Prestressed flexible support systems have become essential in deep excavation engineering, with the load distributive compression anchor (LDCA) widely adopted to enhance load-bearing performance through effective load dispersion among multiple anchoring units. Structural parameters of the anchor, particularly perforation ratio and height-to-diameter ratio, play a critical role in determining the mechanical behavior of the surrounding grout. In this study, grout located 500 mm behind the anchor body was selected as the test specimen. Unconfined compression tests were conducted to evaluate the ultimate load-bearing capacity under varying anchor configurations. Based on experimental measurements, a numerical simulation model was established and calibrated to investigate the internal stress distribution of the grout under different perforation ratios and height-to-diameter ratios. Results indicate that the perforation ratio significantly influences both the magnitude and location of stress peaks within the grout, with higher perforation ratios shifting the x-directional stress peak toward the anchor orifice and gradually reducing ultimate load-bearing capacity.
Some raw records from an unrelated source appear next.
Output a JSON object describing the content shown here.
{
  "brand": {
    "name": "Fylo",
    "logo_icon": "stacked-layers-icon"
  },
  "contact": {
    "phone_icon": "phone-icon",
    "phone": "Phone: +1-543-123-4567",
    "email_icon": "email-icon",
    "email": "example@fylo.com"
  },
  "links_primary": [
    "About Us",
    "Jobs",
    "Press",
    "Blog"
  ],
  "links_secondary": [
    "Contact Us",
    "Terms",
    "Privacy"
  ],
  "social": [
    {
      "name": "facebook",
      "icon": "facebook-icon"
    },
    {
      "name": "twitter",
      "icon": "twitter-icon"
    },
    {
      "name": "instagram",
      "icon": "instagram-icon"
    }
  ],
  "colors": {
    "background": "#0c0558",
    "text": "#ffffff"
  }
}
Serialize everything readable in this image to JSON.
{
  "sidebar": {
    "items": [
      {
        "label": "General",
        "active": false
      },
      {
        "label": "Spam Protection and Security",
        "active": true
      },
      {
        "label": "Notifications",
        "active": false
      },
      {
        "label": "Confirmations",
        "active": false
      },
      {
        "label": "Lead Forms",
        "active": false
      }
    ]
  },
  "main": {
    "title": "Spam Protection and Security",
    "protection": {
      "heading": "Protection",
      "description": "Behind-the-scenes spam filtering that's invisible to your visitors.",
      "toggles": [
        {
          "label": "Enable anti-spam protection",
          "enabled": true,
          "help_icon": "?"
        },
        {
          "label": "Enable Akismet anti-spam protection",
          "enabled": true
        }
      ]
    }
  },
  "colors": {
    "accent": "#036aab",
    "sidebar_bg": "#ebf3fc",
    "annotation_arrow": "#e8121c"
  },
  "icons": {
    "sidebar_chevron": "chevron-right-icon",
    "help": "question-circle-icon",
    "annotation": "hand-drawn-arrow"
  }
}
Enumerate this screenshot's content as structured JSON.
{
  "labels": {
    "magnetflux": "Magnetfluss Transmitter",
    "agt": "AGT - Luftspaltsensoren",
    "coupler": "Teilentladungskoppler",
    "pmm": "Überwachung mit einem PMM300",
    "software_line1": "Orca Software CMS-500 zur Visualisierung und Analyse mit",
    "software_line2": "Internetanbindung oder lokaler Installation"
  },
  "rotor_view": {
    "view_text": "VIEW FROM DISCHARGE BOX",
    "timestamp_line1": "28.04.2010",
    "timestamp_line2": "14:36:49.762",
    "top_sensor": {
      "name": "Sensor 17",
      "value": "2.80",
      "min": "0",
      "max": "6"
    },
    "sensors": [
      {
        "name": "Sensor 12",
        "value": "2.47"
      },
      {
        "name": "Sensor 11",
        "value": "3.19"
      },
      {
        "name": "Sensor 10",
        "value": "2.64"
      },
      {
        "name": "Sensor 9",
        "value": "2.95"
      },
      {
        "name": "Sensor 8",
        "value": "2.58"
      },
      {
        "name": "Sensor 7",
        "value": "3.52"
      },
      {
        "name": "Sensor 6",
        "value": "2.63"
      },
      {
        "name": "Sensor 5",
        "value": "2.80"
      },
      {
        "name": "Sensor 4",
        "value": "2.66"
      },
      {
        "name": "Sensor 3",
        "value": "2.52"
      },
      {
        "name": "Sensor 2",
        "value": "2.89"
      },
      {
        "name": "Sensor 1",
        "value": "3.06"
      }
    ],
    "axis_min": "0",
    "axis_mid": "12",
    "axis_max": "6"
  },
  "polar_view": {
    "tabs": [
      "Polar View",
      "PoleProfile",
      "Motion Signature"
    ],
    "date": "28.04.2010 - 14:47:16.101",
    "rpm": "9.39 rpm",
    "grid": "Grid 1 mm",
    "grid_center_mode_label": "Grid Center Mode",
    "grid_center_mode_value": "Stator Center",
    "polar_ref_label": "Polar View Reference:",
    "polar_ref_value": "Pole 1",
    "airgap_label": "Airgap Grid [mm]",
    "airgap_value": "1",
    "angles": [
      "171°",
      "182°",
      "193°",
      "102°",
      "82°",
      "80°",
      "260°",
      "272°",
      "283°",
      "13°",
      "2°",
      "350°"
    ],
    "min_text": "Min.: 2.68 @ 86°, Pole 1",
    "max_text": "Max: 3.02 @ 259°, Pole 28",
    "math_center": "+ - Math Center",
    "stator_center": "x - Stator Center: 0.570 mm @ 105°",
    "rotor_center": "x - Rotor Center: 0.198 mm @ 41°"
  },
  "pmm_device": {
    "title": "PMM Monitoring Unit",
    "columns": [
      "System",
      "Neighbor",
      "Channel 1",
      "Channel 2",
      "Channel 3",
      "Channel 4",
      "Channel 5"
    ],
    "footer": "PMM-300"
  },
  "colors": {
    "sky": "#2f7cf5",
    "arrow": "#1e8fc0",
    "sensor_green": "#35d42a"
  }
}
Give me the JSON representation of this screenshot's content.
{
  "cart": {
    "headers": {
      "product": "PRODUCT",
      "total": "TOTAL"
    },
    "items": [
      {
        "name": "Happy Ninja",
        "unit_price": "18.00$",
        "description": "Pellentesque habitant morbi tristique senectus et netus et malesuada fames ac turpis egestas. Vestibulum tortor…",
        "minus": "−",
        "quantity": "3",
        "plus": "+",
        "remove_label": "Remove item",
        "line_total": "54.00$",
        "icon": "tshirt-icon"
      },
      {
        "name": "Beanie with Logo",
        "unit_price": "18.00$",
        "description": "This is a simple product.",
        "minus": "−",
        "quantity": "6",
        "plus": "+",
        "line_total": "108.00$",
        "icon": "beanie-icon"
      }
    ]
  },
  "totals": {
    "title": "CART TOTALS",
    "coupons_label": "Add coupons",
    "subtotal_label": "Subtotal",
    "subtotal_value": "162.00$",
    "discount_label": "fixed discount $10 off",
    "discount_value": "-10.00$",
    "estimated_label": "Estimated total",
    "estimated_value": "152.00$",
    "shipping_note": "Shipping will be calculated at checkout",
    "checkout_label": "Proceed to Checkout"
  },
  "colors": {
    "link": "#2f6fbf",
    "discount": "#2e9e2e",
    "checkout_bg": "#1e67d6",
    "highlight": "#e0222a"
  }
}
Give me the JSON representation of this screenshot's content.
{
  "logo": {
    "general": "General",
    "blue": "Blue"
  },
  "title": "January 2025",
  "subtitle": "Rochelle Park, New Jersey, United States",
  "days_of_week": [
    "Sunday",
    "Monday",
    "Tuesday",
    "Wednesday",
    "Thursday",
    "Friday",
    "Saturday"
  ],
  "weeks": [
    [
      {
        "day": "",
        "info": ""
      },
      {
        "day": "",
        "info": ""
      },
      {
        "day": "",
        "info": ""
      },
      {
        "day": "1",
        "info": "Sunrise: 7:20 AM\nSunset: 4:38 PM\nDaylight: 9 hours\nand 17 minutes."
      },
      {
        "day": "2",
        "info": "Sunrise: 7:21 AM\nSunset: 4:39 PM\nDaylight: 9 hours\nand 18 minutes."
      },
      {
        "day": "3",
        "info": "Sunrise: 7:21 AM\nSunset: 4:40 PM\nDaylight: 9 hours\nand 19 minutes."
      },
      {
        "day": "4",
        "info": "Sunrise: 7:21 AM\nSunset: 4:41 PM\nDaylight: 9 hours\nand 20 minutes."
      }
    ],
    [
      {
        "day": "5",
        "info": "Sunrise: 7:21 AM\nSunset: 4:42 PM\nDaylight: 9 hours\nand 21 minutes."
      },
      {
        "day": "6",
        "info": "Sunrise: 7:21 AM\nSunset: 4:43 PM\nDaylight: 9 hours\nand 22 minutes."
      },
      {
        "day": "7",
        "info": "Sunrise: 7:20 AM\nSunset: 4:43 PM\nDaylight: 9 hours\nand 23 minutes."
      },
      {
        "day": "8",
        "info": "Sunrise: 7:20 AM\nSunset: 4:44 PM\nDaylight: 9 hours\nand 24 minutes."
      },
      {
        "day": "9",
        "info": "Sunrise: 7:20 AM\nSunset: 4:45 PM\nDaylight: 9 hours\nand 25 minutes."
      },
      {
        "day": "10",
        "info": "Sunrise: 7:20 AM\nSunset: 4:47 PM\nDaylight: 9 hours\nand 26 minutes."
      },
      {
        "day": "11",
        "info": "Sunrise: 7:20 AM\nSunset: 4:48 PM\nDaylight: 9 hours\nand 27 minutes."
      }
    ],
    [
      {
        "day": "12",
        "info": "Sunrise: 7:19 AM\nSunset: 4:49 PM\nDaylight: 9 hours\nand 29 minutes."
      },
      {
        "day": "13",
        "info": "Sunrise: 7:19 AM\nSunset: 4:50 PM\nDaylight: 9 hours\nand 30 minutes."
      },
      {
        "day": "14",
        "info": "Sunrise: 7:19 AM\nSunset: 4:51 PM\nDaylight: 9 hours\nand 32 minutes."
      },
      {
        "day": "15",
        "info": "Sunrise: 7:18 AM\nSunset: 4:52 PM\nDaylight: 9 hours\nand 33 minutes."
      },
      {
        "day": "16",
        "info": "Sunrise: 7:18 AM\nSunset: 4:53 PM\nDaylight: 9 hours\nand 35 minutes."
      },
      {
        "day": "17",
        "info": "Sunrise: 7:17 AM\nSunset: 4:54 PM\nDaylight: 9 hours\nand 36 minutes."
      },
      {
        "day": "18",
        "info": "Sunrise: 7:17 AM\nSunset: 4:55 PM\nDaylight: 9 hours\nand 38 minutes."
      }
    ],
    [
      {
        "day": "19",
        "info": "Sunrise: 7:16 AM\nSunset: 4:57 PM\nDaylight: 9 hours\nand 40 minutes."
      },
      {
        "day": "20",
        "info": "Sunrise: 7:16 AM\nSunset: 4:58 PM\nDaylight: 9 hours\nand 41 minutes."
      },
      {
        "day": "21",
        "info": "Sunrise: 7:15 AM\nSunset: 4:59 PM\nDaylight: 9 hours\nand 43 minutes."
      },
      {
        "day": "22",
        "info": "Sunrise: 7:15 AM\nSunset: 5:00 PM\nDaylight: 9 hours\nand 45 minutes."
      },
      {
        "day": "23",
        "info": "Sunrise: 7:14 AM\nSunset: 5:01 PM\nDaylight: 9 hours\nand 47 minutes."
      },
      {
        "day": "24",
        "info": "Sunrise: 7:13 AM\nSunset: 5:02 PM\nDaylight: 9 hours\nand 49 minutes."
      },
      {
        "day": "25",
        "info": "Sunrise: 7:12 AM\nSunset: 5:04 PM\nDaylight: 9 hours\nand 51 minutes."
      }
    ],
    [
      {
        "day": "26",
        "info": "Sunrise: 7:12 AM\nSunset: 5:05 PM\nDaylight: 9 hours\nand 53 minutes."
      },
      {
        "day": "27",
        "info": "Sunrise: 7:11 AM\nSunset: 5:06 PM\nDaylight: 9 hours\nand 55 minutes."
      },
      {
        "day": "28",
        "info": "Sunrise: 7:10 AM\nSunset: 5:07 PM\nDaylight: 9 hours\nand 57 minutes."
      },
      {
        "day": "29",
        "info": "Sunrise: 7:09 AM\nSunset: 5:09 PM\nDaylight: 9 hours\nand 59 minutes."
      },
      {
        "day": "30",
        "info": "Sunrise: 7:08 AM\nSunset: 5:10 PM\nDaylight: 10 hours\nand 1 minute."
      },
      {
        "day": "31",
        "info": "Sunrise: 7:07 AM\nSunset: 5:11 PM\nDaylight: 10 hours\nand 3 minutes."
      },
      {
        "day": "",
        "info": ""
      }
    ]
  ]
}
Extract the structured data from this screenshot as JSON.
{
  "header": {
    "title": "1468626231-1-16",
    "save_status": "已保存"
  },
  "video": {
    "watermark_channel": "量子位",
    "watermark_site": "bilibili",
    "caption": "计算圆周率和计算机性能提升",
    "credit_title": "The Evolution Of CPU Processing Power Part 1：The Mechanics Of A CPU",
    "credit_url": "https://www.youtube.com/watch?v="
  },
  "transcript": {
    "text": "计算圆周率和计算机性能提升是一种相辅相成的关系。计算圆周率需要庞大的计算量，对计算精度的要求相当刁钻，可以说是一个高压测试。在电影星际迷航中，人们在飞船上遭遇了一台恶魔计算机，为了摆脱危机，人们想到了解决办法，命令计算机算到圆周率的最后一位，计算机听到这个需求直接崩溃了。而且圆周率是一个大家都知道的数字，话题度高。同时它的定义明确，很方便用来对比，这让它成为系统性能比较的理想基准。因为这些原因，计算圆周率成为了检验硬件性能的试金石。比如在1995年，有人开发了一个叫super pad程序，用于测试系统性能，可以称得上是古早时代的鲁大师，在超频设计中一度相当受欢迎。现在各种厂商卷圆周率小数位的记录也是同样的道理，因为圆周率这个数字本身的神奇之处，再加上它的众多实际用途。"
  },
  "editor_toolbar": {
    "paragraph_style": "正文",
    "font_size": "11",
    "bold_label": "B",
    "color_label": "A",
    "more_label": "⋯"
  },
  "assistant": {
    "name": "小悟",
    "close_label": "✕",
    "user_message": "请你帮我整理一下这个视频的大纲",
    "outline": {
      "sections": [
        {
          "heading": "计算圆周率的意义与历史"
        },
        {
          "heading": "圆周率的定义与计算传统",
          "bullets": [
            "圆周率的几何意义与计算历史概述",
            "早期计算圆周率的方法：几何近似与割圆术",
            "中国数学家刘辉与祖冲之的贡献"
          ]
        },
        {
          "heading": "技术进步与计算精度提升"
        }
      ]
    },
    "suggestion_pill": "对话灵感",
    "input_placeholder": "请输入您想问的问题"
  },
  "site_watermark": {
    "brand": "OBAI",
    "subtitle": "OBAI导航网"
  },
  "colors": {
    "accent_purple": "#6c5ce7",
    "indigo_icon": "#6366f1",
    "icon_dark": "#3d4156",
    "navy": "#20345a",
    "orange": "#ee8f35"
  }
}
Reducing the height-to-diameter ratio leads to a more uniform stress distribution, mitigating stress concentration while maintaining near-constant load-bearing capacity, although it increases anchor deformation. Optimal perforation ratio ranges were determined as [11%, 23%], [31%, 37%], and [42%, 50%] for anchors 1, 2, and 3, respectively, and the recommended height-to-diameter ratio is [15%, 17%]. The integration of experimental testing and numerical simulation provides quantitative insights into the effects of anchor design on grout performance, offering practical guidance for optimizing LDCA structures in deep excavation projects.